Oakland County, Michigan, faces a “slowing of collections, between carriers, between the state surcharge and county surcharge,” said Mel Maier, captain in the county’s Sheriff's Office. The county will have a 15%-20% hit to its budget this year. That will “have a long-lasting impact as we move forward for on 911 services in the county,” he said.
Another big problem is that being a 911 operator is a “tough job,” Maier said. It’s difficult to retain operators and expensive to train them, he said. “We’ve had to raise the pay,” he said: “We’ve had to do more recruiting out in the real world, which we never had to do before. We’ve had to really be creative in the way that we look at benefits and the way that we do staffing for shifts.” In the COVID-19 era, operators also have to deal with frequent changes in their protocol, he said. NG-911 and changing technology is also a complication for 911 call centers, Maier said. “When we suddenly start getting all these calls through all these different manners we have to be prepared to … respond and to call these people back if necessary, which has been really a challenge,” he said.

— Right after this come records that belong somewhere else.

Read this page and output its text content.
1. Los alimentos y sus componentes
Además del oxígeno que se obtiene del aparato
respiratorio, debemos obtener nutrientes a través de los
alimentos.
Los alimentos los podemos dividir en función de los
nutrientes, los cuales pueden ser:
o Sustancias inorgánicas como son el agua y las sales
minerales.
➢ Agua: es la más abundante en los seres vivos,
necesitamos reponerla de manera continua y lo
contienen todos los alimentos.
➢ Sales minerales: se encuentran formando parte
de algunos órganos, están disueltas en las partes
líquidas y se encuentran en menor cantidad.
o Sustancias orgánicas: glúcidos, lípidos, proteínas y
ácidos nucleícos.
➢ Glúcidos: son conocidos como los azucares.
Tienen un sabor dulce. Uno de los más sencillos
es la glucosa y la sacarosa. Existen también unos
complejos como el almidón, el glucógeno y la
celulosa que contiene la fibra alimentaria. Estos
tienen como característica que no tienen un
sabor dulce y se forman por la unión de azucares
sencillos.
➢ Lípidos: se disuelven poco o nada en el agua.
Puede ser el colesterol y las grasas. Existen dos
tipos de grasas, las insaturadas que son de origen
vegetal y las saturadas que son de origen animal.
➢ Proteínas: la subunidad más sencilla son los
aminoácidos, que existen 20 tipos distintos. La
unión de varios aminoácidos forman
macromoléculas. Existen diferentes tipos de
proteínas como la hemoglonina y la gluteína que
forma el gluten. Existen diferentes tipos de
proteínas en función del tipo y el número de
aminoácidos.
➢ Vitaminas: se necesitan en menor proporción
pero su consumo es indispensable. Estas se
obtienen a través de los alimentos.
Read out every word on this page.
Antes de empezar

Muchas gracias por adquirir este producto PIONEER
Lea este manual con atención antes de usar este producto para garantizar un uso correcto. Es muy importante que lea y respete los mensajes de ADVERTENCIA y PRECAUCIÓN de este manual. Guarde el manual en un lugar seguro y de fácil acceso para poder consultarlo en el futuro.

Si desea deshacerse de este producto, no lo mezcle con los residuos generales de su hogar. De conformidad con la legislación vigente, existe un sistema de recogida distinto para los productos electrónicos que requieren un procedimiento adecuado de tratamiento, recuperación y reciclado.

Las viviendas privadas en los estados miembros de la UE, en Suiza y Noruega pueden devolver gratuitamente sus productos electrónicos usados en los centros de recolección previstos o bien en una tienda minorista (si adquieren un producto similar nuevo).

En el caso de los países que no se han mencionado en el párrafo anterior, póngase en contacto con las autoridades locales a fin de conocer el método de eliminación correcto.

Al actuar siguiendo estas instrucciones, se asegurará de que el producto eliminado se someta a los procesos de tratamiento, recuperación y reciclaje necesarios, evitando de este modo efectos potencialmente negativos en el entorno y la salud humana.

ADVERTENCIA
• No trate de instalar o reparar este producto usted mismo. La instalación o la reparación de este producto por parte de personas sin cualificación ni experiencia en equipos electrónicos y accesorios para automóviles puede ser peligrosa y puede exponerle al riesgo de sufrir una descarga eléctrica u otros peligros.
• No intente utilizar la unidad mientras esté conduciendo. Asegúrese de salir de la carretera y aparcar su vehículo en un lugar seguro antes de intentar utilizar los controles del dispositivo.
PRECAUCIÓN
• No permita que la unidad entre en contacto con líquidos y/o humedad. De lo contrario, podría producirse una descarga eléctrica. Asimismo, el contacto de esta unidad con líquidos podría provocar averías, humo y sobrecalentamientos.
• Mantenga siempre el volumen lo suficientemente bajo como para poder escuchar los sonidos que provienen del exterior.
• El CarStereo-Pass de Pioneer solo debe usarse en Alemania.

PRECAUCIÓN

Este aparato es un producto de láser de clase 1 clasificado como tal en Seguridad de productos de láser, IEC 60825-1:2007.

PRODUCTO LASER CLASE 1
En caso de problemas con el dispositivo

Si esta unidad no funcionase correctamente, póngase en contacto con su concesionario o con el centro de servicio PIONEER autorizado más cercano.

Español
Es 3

COVID-19 response “has been a roller coaster,” said Tyrell Morris, executive director of the Orleans Parish Communication District in Louisiana. “We knew that this COVID-19 pandemic was going to redefine what it meant to be in the field of emergency communications.”
New Orleans started to prepare in February, the city had any COVID-19 cases, Morris said. The parish adopted a new protocol, under which ambulances weren’t dispatched when people had minor symptoms and a hospital emergency room could do little to help them. Instead, they would get a video call to assess the symptoms, he said. At one point, 60% of emergency medical service personnel were out with COVID-19 symptoms or under quarantine, he said: “This was an attempt to save our resources and really use them for people that needed them the most.”